You can use timestamps of the form MM:SS to reference specific parts of the audio file. For example, the following prompt will request the transcribe,

1. From the beginning of the file, the start time is 2 minutes and 30 seconds.

2. From the beginning of the file, the end time is 3 minutes and 29 seconds.

Python

 # Create a prompt containing timestamps.
prompt = "Provide a transcript of the speech from 02:30 to 03:29."

JavaScript

 // Create a prompt containing timestamps.
const prompt = "Provide a transcript of the speech from 02:30 to 03:29."

Go

 // Create a prompt containing timestamps.
prompt := []genai.Part{
   genai.FileData{URI: sampleAudio.URI},
   genai.Text("Provide a transcript of the speech from 02:30 to 03:29."),
}

4. Statistics of word elements

Call the countTokens method to get the number of tokens in the audio file. For example:

Python

 response = client.models.count_tokens(
 model='gemini-2.0-flash',
 contents=[myfile]
)
print(response)

JavaScript

 import {
 GoogleGenAI,
 createUserContent,
 createPartFromUri,
} from "@google/genai";
const ai = new GoogleGenAI({ apiKey: "GOOGLE_API_KEY" });
const myfile = await ai.files.upload({
 file: "path/to/sample.mp3",
 config: { mimeType: "audio/mpeg" },
});
const countTokensResponse = await ai.models.countTokens({
 model: "gemini-2.0-flash",
 contents: createUserContent([
   createPartFromUri(myfile.uri, myfile.mimeType),
 ]),
});
console.log(countTokensResponse.totalTokens);

Go

 tokens, err := model.CountTokens(ctx, genai.FileData{URI: sampleAudio.URI})
if err != nil {
   log.Fatal(err)
}
fmt.Printf("File %s is %d tokens", sampleAudio.DisplayName, tokens.TotalTokens)

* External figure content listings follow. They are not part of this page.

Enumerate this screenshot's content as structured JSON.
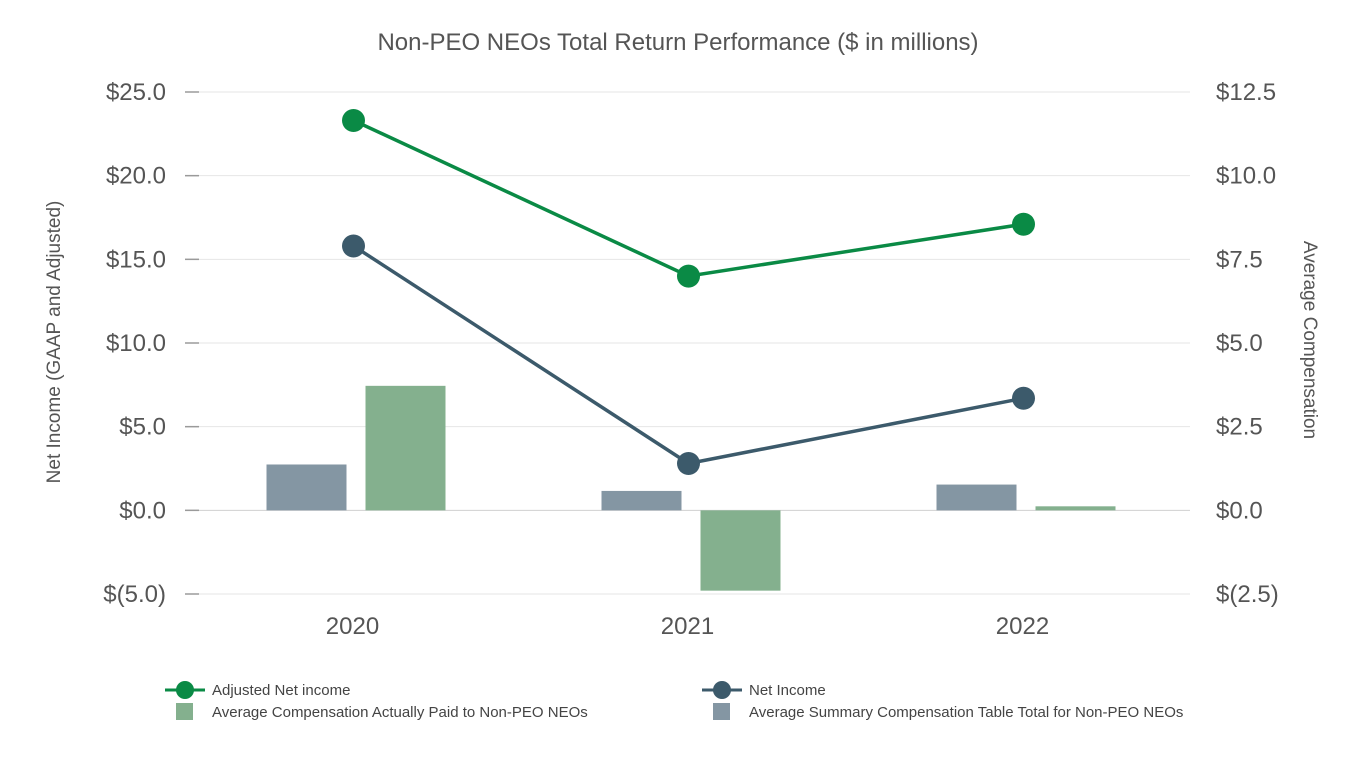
{
  "chart_data": {
    "type": "bar",
    "title": "Non-PEO NEOs Total Return Performance ($ in millions)",
    "categories": [
      "2020",
      "2021",
      "2022"
    ],
    "left_axis": {
      "label": "Net Income  (GAAP and Adjusted)",
      "ylim": [
        -5,
        25
      ],
      "ticks": [
        25,
        20,
        15,
        10,
        5,
        0,
        -5
      ],
      "tick_labels": [
        "$25.0",
        "$20.0",
        "$15.0",
        "$10.0",
        "$5.0",
        "$0.0",
        "$(5.0)"
      ]
    },
    "right_axis": {
      "label": "Average Compensation",
      "ylim": [
        -2.5,
        12.5
      ],
      "ticks": [
        12.5,
        10,
        7.5,
        5,
        2.5,
        0,
        -2.5
      ],
      "tick_labels": [
        "$12.5",
        "$10.0",
        "$7.5",
        "$5.0",
        "$2.5",
        "$0.0",
        "$(2.5)"
      ]
    },
    "grid": true,
    "legend_position": "bottom",
    "series": [
      {
        "name": "Average Summary Compensation Table Total for Non-PEO NEOs",
        "type": "bar",
        "axis": "right",
        "color": "#8496a3",
        "values": [
          1.37,
          0.58,
          0.77
        ]
      },
      {
        "name": "Average Compensation Actually Paid to Non-PEO NEOs",
        "type": "bar",
        "axis": "right",
        "color": "#84b08e",
        "values": [
          3.72,
          -2.4,
          0.12
        ]
      },
      {
        "name": "Adjusted Net income",
        "type": "line",
        "axis": "left",
        "color": "#0a8a45",
        "values": [
          23.3,
          14.0,
          17.1
        ]
      },
      {
        "name": "Net Income",
        "type": "line",
        "axis": "left",
        "color": "#3c5a6b",
        "values": [
          15.8,
          2.8,
          6.7
        ]
      }
    ]
  }
}
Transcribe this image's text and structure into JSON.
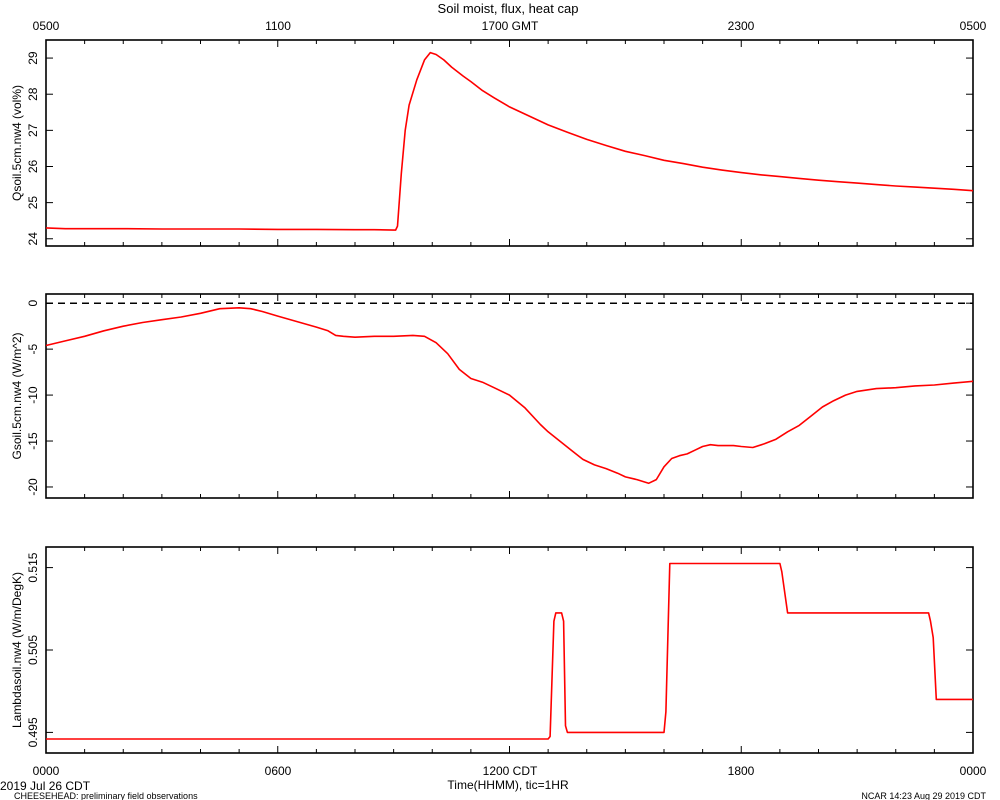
{
  "title": "Soil moist, flux, heat cap",
  "top_axis": {
    "tick_labels": [
      "0500",
      "1100",
      "1700 GMT",
      "2300",
      "0500"
    ]
  },
  "bottom_axis": {
    "tick_labels": [
      "0000",
      "0600",
      "1200 CDT",
      "1800",
      "0000"
    ],
    "xlabel": "Time(HHMM), tic=1HR"
  },
  "footer": {
    "date": "2019 Jul 26 CDT",
    "project": "CHEESEHEAD: preliminary field observations",
    "stamp": "NCAR 14:23 Aug 29 2019 CDT"
  },
  "colors": {
    "series": "#ff0000",
    "axes": "#000000",
    "zero_line": "#000000"
  },
  "chart_data": [
    {
      "type": "line",
      "ylabel": "Qsoil.5cm.nw4 (vol%)",
      "xlim": [
        0,
        24
      ],
      "ylim": [
        23.8,
        29.5
      ],
      "yticks": [
        24,
        25,
        26,
        27,
        28,
        29
      ],
      "grid": false,
      "series": [
        {
          "x": [
            0,
            0.5,
            1,
            2,
            3,
            4,
            5,
            6,
            7,
            8,
            8.5,
            9.0,
            9.05,
            9.1,
            9.2,
            9.3,
            9.4,
            9.6,
            9.8,
            9.95,
            10.1,
            10.3,
            10.5,
            10.8,
            11.0,
            11.3,
            11.6,
            12,
            12.5,
            13,
            13.5,
            14,
            14.5,
            15,
            15.5,
            16,
            16.5,
            17,
            17.5,
            18,
            18.5,
            19,
            19.5,
            20,
            20.5,
            21,
            21.5,
            22,
            22.5,
            23,
            23.5,
            24
          ],
          "y": [
            24.3,
            24.28,
            24.28,
            24.28,
            24.27,
            24.27,
            24.27,
            24.26,
            24.26,
            24.25,
            24.25,
            24.24,
            24.24,
            24.35,
            25.8,
            27.0,
            27.7,
            28.4,
            28.95,
            29.15,
            29.1,
            28.95,
            28.75,
            28.5,
            28.35,
            28.1,
            27.9,
            27.65,
            27.4,
            27.15,
            26.95,
            26.75,
            26.58,
            26.42,
            26.3,
            26.17,
            26.08,
            25.98,
            25.9,
            25.83,
            25.77,
            25.72,
            25.67,
            25.62,
            25.58,
            25.54,
            25.5,
            25.46,
            25.43,
            25.4,
            25.37,
            25.33
          ]
        }
      ]
    },
    {
      "type": "line",
      "ylabel": "Gsoil.5cm.nw4 (W/m^2)",
      "xlim": [
        0,
        24
      ],
      "ylim": [
        -21.2,
        1.0
      ],
      "yticks": [
        0,
        -5,
        -10,
        -15,
        -20
      ],
      "reference_line": 0,
      "grid": false,
      "series": [
        {
          "x": [
            0,
            0.5,
            1,
            1.5,
            2,
            2.5,
            3,
            3.5,
            4,
            4.5,
            5,
            5.3,
            5.6,
            6,
            6.5,
            7,
            7.3,
            7.5,
            7.7,
            8,
            8.5,
            9,
            9.5,
            9.8,
            10.1,
            10.4,
            10.7,
            11,
            11.3,
            11.6,
            12,
            12.4,
            12.8,
            13,
            13.3,
            13.6,
            13.9,
            14.2,
            14.5,
            14.8,
            15.0,
            15.3,
            15.6,
            15.8,
            16.0,
            16.2,
            16.4,
            16.6,
            16.8,
            17.0,
            17.2,
            17.4,
            17.6,
            17.8,
            18.0,
            18.3,
            18.6,
            18.9,
            19.2,
            19.5,
            19.8,
            20.1,
            20.4,
            20.7,
            21,
            21.5,
            22,
            22.5,
            23,
            23.5,
            24
          ],
          "y": [
            -4.6,
            -4.1,
            -3.6,
            -3.0,
            -2.5,
            -2.1,
            -1.8,
            -1.5,
            -1.1,
            -0.6,
            -0.5,
            -0.6,
            -0.9,
            -1.4,
            -2.0,
            -2.6,
            -3.0,
            -3.5,
            -3.6,
            -3.7,
            -3.6,
            -3.6,
            -3.5,
            -3.6,
            -4.3,
            -5.5,
            -7.2,
            -8.2,
            -8.6,
            -9.2,
            -10.0,
            -11.4,
            -13.2,
            -14.0,
            -15.0,
            -16.0,
            -17.0,
            -17.6,
            -18.0,
            -18.5,
            -18.9,
            -19.2,
            -19.6,
            -19.2,
            -17.8,
            -16.9,
            -16.6,
            -16.4,
            -16.0,
            -15.6,
            -15.4,
            -15.5,
            -15.5,
            -15.5,
            -15.6,
            -15.7,
            -15.3,
            -14.8,
            -14.0,
            -13.3,
            -12.3,
            -11.3,
            -10.6,
            -10.0,
            -9.6,
            -9.3,
            -9.2,
            -9.0,
            -8.9,
            -8.7,
            -8.5
          ]
        }
      ]
    },
    {
      "type": "line",
      "ylabel": "Lambdasoil.nw4 (W/m/DegK)",
      "xlim": [
        0,
        24
      ],
      "ylim": [
        0.4925,
        0.5175
      ],
      "yticks": [
        0.495,
        0.505,
        0.515
      ],
      "grid": false,
      "series": [
        {
          "x": [
            0,
            13.0,
            13.05,
            13.15,
            13.2,
            13.35,
            13.4,
            13.45,
            13.5,
            14,
            15,
            16.0,
            16.05,
            16.15,
            17,
            18,
            19.0,
            19.05,
            19.2,
            20,
            21.5,
            22.5,
            22.85,
            22.9,
            22.97,
            23.05,
            24
          ],
          "y": [
            0.4942,
            0.4942,
            0.4945,
            0.5085,
            0.5095,
            0.5095,
            0.5085,
            0.4958,
            0.495,
            0.495,
            0.495,
            0.495,
            0.4975,
            0.5155,
            0.5155,
            0.5155,
            0.5155,
            0.5145,
            0.5095,
            0.5095,
            0.5095,
            0.5095,
            0.5095,
            0.5085,
            0.5065,
            0.499,
            0.499
          ]
        }
      ]
    }
  ]
}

5. Supported audio formats

Gemini supports the following audio format MIME types:

1. WAV - audio/wav

2. MP3 - audio/mp3

3. AIFF - audio/aiff

4. AAC - audio/aac

5. OGG Vorbis - audio/ogg

6. FLAC - audio/flac

6. Technical details of audio

1. Gemini represents audio per second as 32 tokens; for example, audio per minute is represented as 1,920 tokens.

2. Gemini can only infer answers to English pronunciations.

3. Gemini can "understand" non-voice content, such as bird songs or sirens.

4. The maximum support time limit for audio data in a single question is 9.5 hours. Gemini does not limit the number of audio files in a single question; however, the total duration of all audio files in a single question must not exceed 9.5 hours.

5. Gemini downsamples the audio file to a data resolution of 16 Kbps.

6. If the audio source contains multiple channels, Gemini combines these channels into one channel.